Viel hat sich für die drei HSV-Helden im Athener Olympiastadion nicht verändert, als sie ihren Blick über die diesmal leeren Ränge und auch ihre Gedanken schweifen lassen. "Hier vorne hat dir der 'Joschi' den Ball weggenommen", sagt Wehmeyer und lacht. "Er hat ja zum Glück auch zu Magath gespielt", ist Kaltz nicht mehr böse drum.
Bastrup nach Kieferbruch mit Strohhalm
Das eingespielte und selbstbewusste HSV-Team, in dem jeder für jeden da war, brachte den Sieg trotz der frühen Führung nach Hause und die Party-Nacht von Athen nahm ihren Lauf.
Stürmer Lars Bastrup, dem Claudio Gentile mit einem fiesen Ellenbogenstoß einen Kieferbruch verpasst hatte, konnte "nur mit Strohhalm" feiern, erinnert sich Kaltz und macht unter großem Gelächter nach, wie der Däne die Kaltgetränke schlürfte. "Der konnte schon damals drüber lachen", sagt Magath. "Nur nicht sprechen", ergänzt Kaltz.

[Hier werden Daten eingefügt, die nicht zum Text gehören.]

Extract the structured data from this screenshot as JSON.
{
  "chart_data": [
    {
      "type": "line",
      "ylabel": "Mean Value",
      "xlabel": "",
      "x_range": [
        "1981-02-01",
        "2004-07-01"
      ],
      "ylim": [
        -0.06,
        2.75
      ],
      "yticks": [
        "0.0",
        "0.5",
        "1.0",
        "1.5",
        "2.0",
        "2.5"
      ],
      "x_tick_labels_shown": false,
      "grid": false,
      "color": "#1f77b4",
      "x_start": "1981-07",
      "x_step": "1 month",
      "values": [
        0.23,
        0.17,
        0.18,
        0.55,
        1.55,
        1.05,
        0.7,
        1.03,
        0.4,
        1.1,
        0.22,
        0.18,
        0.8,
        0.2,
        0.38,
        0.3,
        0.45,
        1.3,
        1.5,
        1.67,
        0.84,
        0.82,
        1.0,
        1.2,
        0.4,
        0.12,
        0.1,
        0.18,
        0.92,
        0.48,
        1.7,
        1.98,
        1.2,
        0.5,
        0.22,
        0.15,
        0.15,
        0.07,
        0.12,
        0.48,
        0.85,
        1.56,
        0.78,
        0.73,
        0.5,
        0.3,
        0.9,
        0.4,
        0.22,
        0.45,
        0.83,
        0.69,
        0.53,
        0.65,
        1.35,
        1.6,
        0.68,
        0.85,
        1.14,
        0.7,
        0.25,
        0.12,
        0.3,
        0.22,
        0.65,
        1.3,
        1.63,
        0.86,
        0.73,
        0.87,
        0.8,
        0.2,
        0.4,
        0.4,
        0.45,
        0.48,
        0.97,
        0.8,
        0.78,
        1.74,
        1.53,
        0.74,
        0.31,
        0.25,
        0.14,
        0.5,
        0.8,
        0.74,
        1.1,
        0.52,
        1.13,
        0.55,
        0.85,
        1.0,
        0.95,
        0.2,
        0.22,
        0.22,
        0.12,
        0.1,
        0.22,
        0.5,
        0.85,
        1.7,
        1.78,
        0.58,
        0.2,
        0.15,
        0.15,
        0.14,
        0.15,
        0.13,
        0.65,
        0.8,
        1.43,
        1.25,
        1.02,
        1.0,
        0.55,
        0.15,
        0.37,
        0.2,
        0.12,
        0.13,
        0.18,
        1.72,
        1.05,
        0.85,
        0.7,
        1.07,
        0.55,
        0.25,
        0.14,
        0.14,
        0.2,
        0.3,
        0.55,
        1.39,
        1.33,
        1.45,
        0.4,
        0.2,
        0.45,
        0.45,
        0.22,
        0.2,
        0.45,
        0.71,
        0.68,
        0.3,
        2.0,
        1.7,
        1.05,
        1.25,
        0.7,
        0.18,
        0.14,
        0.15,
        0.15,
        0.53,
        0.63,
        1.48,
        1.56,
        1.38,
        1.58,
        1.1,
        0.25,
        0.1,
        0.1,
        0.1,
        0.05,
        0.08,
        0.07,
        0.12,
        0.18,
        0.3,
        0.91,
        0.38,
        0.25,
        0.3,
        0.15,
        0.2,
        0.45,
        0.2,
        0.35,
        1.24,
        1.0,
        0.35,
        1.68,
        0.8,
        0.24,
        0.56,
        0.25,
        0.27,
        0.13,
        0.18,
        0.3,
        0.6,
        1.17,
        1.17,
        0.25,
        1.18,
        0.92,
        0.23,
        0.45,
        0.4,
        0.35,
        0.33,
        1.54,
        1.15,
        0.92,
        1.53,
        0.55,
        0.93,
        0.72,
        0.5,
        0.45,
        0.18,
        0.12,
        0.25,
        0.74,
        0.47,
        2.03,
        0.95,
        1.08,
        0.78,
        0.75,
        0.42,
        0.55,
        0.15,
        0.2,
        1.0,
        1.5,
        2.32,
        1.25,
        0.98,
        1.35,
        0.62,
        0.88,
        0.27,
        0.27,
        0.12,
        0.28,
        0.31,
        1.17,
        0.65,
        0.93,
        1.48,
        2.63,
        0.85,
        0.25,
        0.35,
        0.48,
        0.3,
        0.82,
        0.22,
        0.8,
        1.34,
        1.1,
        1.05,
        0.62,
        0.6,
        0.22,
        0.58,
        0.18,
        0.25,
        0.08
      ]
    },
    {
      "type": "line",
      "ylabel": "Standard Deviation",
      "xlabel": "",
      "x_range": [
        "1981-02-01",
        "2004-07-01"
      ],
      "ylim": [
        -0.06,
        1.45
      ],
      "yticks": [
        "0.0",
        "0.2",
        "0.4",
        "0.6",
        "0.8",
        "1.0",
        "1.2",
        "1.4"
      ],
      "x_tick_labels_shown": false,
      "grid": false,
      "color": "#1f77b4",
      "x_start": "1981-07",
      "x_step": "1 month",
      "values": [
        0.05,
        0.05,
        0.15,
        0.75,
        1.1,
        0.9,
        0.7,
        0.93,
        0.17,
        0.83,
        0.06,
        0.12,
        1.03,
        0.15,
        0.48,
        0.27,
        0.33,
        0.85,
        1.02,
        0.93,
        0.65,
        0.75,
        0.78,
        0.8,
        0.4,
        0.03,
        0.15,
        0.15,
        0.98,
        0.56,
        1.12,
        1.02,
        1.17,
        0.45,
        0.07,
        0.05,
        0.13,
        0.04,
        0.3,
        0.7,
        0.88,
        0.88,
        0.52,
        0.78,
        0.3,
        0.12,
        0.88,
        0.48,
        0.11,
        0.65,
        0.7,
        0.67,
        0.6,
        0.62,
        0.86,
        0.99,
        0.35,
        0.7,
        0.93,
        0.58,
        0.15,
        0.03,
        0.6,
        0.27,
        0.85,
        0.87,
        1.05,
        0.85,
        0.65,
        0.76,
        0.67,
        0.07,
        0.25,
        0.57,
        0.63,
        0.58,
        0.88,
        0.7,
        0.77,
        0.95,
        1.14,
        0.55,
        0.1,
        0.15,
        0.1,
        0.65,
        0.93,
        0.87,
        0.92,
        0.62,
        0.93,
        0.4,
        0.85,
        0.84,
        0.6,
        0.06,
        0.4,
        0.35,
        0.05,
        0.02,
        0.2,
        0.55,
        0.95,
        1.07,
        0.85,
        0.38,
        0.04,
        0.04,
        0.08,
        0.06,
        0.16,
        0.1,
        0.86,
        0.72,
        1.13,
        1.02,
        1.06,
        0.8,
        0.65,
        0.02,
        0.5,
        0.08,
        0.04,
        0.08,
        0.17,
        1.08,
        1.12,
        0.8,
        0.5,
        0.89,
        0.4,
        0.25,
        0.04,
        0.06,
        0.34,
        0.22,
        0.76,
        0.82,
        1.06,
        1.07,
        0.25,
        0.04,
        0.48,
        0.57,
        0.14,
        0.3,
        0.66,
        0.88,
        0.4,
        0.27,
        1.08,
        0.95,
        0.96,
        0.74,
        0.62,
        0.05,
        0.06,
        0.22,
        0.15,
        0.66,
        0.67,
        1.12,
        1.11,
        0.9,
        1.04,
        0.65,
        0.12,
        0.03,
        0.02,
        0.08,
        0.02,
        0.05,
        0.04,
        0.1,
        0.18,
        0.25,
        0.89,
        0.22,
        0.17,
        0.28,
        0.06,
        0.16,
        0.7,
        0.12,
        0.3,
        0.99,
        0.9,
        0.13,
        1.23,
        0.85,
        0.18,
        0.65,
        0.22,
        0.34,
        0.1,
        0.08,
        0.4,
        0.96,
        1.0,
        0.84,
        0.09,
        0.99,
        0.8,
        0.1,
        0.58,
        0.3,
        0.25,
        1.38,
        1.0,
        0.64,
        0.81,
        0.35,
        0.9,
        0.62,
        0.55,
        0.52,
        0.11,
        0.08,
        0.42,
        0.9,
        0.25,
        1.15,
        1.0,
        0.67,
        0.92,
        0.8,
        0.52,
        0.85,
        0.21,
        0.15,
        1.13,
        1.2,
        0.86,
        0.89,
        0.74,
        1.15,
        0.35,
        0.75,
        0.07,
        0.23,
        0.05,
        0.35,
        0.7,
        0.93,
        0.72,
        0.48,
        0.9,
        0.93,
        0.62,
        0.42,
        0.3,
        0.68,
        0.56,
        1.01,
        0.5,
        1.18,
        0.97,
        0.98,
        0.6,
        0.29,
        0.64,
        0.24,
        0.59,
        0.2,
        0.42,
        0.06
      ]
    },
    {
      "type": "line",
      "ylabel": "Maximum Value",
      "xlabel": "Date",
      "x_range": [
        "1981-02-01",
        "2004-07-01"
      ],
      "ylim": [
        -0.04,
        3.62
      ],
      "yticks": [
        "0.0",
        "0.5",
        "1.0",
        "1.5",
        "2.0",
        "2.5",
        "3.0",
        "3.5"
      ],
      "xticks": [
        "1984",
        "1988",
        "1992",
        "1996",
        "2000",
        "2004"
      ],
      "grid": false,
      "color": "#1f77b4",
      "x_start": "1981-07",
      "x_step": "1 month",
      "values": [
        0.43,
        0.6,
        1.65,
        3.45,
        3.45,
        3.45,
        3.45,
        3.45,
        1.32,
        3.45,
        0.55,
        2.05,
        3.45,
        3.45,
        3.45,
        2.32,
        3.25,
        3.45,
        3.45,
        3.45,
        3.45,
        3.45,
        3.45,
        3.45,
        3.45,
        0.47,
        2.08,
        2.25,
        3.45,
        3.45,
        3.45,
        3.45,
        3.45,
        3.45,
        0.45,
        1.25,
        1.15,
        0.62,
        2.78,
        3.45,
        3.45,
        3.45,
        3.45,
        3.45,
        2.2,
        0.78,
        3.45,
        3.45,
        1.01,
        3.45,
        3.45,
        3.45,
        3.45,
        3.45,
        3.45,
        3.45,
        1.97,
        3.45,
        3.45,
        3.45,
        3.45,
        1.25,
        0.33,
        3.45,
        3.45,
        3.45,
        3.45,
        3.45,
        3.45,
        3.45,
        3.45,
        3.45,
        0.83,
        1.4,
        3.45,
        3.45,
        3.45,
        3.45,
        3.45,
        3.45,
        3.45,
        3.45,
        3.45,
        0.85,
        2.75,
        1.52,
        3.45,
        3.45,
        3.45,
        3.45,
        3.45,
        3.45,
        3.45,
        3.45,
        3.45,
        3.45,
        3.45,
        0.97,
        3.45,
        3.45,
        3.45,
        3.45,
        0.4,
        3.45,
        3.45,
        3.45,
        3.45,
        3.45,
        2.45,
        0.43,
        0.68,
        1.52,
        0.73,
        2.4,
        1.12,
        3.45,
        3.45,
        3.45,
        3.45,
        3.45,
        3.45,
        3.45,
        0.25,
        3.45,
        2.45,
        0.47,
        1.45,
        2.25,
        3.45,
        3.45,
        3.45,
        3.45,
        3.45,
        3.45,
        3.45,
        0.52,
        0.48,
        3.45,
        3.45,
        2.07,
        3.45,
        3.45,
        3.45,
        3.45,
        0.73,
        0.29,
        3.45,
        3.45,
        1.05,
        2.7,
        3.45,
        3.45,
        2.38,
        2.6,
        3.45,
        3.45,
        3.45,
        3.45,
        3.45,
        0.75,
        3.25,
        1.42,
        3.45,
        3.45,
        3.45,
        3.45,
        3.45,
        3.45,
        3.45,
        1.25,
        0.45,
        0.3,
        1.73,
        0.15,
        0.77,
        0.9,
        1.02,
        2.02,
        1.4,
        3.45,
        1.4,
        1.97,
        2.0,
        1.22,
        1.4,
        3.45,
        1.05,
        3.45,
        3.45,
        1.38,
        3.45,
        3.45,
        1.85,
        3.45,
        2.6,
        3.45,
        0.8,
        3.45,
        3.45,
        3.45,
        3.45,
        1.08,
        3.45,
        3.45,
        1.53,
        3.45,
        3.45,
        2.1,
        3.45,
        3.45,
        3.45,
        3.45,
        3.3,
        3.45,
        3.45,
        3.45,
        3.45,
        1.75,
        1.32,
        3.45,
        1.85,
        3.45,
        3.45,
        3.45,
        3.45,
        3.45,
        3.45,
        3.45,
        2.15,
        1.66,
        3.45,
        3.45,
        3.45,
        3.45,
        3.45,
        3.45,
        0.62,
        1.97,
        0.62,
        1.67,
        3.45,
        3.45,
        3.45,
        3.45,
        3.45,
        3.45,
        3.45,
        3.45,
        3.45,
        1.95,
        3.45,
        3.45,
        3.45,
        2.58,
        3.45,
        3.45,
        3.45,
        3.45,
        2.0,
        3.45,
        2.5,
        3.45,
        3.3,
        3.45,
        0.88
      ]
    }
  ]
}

Mittlerweile sind die drei HSV-Legenden im Stadion weitergewandert, an die Stelle, wo "der Lange" Hrubesch den Pokal in den Athener Nachthimmel stemmte. "Man realisiert in dem Moment nicht, dass du etwas für die Ewigkeit geschafft hast", sagt Wehmeyer.
Doch genau das taten sie. Zumal der HSV kurz nach dem Triumph von Athen auch noch die Meisterschaft einfuhr. "Meister und Europapokalsieger an einem Wochenende, sowas träumt man ja gar nicht, weil das viel zu weit weg ist", so Magath. "Das war der größte Erfolg jedes Einzelnen, aber auch vom Hamburger SV. Darauf sind wir alle stolz."
Ob der Traditionsclub, der aktuell um die Rückkehr in die Bundesliga kämpft, jemals wieder in diese Sphären vorstoßen wird? "Ich weiß es nicht", sagt Kaltz. "Da müssen wir vielleicht noch ein paar Jahre warten."
Magath, der "bunte HSV-Hund von Athen"
Die Reise zurück auf den Olymp endet für die Helden von einst, wie sie begonnen hat. Auch dem Taxifahrer auf dem Weg zum Flughafen in Athen kommt dieser Mann mit Brille sehr bekannt vor. "Zeig ihm deinen Pass", fordert Wehmeyer Magath auf, der dieses Mal gerne ein bisschen nachhilft. Ein paar Erinnerungsfotos mit dem "bunten HSV-Hund von Athen" lassen den griechischen Taxifahrer beseelt zurück.
Nicht ausgeschlossen, dass er sich danach das legendäre Tor auf dem Handy angeschaut hat und auch wieder in die magische HSV-Nacht von Athen eingetaucht ist. Die lässt auch 40 Jahre später keinen kalt.